My recollection of the government authorized accounting for the STS was so disconnected from actual costs and cash flow it would have made Enron blush. It was based first on the marginal procurements and expenditures for each flight, including labor. The infrastructure to support space launch capability (mostly labor IIRC) was not fully accounted for and the broader overhead of NASA, like security, was entirely left out of the program budget. Even if supporting the JSC or KSC was the primary reason for the overhead.
For those who don't remember how brazen Enron was, they engineered a way to book profits off the increase in the price of their own stock while insulating the income statement from share price declines.

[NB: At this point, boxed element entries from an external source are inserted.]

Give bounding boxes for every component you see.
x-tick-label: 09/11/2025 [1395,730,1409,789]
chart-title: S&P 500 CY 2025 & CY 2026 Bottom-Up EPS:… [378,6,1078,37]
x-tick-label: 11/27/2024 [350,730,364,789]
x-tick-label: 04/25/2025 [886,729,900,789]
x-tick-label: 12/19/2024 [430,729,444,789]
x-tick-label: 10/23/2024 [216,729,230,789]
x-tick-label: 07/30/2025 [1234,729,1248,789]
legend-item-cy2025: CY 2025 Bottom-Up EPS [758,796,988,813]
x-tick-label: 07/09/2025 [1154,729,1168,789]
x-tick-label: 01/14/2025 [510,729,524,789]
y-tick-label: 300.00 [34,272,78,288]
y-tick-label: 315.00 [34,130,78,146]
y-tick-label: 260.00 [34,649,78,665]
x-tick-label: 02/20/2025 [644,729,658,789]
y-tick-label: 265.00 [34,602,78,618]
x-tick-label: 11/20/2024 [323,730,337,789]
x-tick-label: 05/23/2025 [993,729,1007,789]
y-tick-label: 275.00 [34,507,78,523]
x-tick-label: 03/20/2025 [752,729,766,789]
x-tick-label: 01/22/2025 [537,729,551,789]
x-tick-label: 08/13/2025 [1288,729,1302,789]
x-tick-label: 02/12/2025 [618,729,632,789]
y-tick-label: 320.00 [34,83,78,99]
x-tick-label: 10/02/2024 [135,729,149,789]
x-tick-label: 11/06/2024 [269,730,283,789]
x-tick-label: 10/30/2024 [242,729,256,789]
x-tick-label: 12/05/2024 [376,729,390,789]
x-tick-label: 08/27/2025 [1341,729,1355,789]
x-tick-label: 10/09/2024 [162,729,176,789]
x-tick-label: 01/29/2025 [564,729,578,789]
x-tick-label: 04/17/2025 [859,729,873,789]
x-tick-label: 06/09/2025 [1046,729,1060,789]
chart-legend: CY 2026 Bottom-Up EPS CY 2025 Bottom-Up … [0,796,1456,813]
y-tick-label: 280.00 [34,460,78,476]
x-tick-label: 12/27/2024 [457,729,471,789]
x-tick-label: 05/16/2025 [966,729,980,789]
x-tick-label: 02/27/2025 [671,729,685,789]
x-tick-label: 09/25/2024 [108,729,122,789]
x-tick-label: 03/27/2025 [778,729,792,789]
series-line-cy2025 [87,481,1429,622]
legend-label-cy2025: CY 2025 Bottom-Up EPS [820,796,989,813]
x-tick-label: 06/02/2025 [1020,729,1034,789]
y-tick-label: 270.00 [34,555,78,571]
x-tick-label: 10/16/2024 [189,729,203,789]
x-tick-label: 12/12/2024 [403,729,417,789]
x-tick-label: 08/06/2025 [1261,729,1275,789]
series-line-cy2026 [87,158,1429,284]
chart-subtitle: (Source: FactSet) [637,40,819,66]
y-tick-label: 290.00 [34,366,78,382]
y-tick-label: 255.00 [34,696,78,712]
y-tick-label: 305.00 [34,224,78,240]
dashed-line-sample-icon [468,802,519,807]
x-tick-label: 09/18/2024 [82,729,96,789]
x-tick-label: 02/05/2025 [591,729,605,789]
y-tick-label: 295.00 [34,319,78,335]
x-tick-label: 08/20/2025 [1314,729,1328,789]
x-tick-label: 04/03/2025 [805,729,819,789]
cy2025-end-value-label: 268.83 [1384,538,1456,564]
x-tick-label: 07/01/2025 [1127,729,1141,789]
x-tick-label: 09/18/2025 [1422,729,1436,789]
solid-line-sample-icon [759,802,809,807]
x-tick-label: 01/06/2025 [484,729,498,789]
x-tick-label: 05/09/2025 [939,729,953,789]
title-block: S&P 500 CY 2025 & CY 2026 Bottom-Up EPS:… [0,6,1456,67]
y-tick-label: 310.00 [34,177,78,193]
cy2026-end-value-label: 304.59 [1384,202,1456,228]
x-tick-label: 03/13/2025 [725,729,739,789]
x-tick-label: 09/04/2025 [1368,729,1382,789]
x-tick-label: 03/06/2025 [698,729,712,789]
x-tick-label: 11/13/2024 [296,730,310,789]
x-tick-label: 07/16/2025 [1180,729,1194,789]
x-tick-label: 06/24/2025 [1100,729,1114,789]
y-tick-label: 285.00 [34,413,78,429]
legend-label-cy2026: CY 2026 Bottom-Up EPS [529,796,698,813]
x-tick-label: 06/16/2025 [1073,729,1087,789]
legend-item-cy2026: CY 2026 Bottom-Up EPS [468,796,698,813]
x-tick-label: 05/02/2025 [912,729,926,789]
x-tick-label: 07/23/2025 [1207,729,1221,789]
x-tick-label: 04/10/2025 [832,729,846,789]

This seems quite reasonable to me if you are comparing the STS with other launch systems. Fully accounting this seems a but like budgeting the cost of maintaining your driveway, garage, and burglar alarm as part of the cost of running your car!!
You can't say,
"it costs X dollars in infrastructure and manpower to run the the STS Lauch System, so if we switch to the XYZ Launch System we can save all that money", because the XYZ Launch System will still involve infrastructure and manpower costs. The question that really needs asking is, will STS' replacement, SLS be cheaper to run and give you a bigger bang for your buck, and if so will the cheaper costs be enough to offset the initial, research, development and infrastructure set-up costs over the lifetime of the SLS.
On another issue, the cancelling of the STS program has sounded the death knell for the most successful science spacecraft ever launched, the Hubble Space Telescope. Without STS to run repair, maintenance and upgrade missions, HST will probably fail, and I don't believe SLS will be up and running in time to save it.